Особую группу в структуре калининградского социума составляют переселенцы, особенно попавшие в регион относительно недавно. Постепенно, по мере удлинения времени проживания здесь, мигранты успешно вливаются в региональный социум, занимая в целом довольно высокие социальные позиции. Специфические особенности региона как эксклавной и «европейской» части России «новые» переселенцы воспринимают по-разному: например, довоенную историю края некоторые – с безразличием, а другие – с энтузиазмом. Так, для мигрантов последних лет идентификация с калининградцами является сравнительно менее актуальной, но они чаще относят себя к европейцам, чем коренные жители области. Они также чаще рассматривают область как регион, по статусу в той или иной степени независимый от России. В целом продолжительность проживания индивида на территории региона положительно влияет на степень отождествления себя с региональным социумом.
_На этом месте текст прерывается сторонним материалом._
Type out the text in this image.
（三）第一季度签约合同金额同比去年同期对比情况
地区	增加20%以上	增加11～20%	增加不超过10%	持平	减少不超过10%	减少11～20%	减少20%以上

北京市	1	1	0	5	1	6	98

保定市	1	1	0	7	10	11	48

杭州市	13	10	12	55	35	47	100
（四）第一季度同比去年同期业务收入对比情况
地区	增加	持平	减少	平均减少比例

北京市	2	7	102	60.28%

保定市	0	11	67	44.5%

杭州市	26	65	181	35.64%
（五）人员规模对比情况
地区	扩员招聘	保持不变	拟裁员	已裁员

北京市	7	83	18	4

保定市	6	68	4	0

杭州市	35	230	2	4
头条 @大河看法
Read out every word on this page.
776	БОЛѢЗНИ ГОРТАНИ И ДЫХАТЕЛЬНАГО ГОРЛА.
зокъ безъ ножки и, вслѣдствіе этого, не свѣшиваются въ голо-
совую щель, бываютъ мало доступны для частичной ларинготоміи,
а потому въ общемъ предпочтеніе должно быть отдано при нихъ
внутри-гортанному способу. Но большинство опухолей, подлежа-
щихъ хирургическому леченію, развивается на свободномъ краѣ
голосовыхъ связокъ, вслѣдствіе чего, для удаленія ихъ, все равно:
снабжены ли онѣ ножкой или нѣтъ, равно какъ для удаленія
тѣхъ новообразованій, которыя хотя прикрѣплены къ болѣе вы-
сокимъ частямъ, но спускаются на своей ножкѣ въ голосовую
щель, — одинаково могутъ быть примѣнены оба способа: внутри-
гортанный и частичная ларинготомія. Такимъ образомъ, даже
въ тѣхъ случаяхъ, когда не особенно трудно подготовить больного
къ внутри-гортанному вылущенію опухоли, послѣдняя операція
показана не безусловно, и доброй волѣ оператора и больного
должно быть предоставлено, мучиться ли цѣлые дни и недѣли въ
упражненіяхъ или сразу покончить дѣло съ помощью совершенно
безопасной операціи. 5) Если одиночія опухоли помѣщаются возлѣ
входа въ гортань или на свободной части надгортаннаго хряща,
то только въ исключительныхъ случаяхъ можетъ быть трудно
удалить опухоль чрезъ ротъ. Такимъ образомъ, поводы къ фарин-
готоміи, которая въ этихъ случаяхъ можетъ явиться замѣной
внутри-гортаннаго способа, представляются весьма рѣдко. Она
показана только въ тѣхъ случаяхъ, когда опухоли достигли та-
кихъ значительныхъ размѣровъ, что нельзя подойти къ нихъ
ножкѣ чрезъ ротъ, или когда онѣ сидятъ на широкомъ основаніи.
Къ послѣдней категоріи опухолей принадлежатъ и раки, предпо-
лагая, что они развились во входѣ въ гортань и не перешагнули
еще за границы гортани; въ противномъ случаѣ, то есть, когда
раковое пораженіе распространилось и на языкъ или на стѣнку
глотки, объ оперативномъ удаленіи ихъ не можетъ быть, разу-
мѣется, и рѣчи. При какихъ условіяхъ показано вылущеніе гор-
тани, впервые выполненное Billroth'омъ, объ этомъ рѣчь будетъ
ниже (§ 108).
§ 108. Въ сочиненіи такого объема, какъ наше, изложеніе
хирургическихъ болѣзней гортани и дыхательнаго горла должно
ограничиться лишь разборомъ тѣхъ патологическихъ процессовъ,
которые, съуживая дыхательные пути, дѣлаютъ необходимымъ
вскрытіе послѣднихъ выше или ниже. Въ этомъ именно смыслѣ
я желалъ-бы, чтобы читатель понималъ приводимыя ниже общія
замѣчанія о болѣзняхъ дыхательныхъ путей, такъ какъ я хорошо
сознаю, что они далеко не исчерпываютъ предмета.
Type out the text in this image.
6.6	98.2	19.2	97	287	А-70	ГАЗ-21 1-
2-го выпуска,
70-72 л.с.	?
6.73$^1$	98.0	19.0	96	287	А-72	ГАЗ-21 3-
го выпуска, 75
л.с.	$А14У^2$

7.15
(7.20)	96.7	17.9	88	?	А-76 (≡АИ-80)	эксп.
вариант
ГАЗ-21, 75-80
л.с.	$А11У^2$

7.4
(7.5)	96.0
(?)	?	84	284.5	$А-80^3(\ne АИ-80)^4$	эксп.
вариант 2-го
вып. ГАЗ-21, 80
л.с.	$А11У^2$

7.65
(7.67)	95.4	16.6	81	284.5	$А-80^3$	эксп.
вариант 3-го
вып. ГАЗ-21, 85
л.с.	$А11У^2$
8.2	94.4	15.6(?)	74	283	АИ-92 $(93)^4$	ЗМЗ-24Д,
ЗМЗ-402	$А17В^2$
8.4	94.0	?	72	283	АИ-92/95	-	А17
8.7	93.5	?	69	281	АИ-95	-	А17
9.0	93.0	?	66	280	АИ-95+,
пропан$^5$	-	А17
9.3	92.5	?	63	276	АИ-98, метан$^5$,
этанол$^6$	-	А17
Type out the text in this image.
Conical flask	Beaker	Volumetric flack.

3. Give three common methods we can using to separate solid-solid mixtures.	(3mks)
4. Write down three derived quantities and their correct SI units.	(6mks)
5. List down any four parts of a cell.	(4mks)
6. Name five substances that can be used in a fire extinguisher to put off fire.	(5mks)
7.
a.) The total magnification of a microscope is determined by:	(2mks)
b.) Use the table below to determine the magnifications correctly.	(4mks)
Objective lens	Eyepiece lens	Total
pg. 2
Таким образом, говоря о степени актуальности тех или иных видов идентичностей, необходимо учитывать серьезную дифференциацию в этом плане внутри регионального социума. Структура идентификаций жителей области, их разнородность и значимость оказываются связанными с разными факторами – возрастом, местом проживания, укорененностью в региональном социуме. Кроме того, нельзя не учитывать и того, что идентичность в современном обществе – это подвижный ситуативный аспект личности, в рамках которого на первый план в тех или иных обстоятельствах может выходить одна или другая ее сторона.
Для более глубокого понимания процессов социальной идентификации в калининградском регионе необходимы дальнейшие исследования в этом направлении, в том числе сравнительно с другими регионами России и зарубежной Европы.
[1] В опросе приняли участие 454 человека.
[2] Было опрошено 573 человека. Опрос проводился методом интервью по двуступенчатой выборке. На первом этапе были отобраны 33 населенных пункта разного типа (Калининград, города и поселки девяти районов области). На втором этапе отбор респондентов проводился случайным способом.
[3] См.: Социально-экономическое положение Калининградской области в 2002 году. Калининград: Калинингр. обл. комитет гос. статистики, 2003. С. 137.
[4] При паритете покупательной способности 1 доллар = 8 руб. (официальный курс 1 доллар = 30 руб.).
[5] См.: Инглехарт Р. Постмодерн: меняющиеся ценности и изменяющиеся общества // Полис. 1997. № 4.
[6] См.: Рукавишников В., Халман Л., Эстер П. Политические культуры и социальные изменения. Международные сравнения. М.: Совпадение, 1998. С. 237-240.